A ordem, proferida pelo juiz Eduardo Lacerda Trevisan, da 2ª Vara de Direitos Difusos, Coletivos e Individuais Homogêneos, estabelece um prazo para o cumprimento da medida, sob pena de multa diária de R$ 300 mil em caso de descumprimento por parte do Município.
A decisão foi proferida no âmbito de uma ação popular que aponta grave omissão do poder público municipal, além de indícios de má execução contratual, precariedade da frota, falhas na fiscalização e possíveis irregularidades financeiras na gestão do transporte coletivo da capital.
A ação foi proposta pelo ex-candidato a prefeito Luso de Queiroz, com atuação do advogado Oswaldo Meza. Além do Município de Campo Grande, também figuram como rés a Agência Municipal de Regulação dos Serviços Públicos (Agereg), a Agetran e o próprio Consórcio Guaicurus.

Ação foi proposta pelo ex-candidato a prefeito de Campo Grande, Luso de Queiroz, com atuação do advogado Oswaldo Meza.

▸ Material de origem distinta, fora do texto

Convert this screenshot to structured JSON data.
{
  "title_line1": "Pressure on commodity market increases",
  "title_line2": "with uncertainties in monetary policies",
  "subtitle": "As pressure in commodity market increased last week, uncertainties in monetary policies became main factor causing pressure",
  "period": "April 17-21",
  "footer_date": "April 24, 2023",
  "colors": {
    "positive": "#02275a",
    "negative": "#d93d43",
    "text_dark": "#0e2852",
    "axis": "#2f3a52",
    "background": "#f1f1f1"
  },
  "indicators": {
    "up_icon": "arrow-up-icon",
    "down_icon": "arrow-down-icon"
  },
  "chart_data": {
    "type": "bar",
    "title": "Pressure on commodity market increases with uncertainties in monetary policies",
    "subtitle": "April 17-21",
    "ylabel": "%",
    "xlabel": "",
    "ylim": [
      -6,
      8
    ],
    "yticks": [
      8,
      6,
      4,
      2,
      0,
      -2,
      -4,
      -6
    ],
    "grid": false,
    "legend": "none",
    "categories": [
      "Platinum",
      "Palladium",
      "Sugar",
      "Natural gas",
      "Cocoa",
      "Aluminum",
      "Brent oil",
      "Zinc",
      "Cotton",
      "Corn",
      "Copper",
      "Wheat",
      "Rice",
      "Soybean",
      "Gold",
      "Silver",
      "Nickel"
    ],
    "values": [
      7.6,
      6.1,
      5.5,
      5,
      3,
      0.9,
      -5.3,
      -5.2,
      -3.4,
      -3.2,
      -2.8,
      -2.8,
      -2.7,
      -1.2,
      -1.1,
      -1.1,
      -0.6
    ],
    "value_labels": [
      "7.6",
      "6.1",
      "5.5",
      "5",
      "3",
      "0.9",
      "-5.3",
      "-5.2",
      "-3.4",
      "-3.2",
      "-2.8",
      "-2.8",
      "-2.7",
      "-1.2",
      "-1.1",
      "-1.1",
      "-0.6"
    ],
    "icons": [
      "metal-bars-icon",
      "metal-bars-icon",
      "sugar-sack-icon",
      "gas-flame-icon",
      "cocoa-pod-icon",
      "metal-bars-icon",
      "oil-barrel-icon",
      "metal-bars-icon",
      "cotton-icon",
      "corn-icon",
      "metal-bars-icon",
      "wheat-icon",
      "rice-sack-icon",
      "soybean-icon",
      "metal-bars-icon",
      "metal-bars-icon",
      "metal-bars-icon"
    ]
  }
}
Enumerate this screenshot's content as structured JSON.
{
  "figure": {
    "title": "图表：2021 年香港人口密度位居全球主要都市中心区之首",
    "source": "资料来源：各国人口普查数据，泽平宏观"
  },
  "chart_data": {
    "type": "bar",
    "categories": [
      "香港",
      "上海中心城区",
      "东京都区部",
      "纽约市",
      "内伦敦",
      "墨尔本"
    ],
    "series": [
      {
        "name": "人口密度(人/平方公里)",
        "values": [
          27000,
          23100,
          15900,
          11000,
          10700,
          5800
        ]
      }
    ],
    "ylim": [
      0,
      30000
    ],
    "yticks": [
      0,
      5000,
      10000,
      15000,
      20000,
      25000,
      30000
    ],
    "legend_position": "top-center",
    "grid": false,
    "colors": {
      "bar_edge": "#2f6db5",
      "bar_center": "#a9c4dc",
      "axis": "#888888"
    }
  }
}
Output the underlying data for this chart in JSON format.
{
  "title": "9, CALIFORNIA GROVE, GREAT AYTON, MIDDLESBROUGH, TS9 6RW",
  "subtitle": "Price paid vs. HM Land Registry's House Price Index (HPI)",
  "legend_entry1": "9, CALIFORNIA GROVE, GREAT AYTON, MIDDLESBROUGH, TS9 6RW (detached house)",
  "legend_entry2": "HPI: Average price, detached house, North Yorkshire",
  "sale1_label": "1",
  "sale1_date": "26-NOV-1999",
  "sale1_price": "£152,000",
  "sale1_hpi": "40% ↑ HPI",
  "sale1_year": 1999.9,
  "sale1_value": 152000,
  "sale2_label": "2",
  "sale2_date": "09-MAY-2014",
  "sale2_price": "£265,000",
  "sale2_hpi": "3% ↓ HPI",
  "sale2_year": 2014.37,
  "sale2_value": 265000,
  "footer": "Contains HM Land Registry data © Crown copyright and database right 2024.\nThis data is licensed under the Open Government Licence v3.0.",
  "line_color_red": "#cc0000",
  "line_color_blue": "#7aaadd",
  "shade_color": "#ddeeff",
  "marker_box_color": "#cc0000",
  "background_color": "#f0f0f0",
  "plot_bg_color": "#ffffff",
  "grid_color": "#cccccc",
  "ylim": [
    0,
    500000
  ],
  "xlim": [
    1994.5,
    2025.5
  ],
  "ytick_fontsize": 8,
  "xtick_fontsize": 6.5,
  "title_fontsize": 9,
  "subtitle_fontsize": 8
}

Em sua fundamentação, o magistrado ressaltou que o transporte coletivo é um serviço público essencial e que existem elementos suficientes nos autos que indicam sua má execução, com prejuízos diretos à população. O juiz destacou que, apesar das conclusões da CPI do Transporte, auditorias do Tribunal de Contas do Estado (TCE-MS) e sucessivas denúncias, não há comprovação de que o Município tenha iniciado o procedimento administrativo para avaliar a intervenção, prevista na Lei das Concessões.
Para o juiz, essa inércia do poder público autoriza a atuação excepcional do Poder Judiciário para garantir a adequada prestação do serviço. A decisão, que fixa a multa diária de R$ 300 mil, reforça o caráter urgente da medida.
A Prefeitura ainda pode se manifestar nos autos, mas o prazo judicial já está em curso. O caso deve gerar significativa repercussão política, administrativa e jurídica, aumentando a pressão por mudanças no sistema de transporte da capital.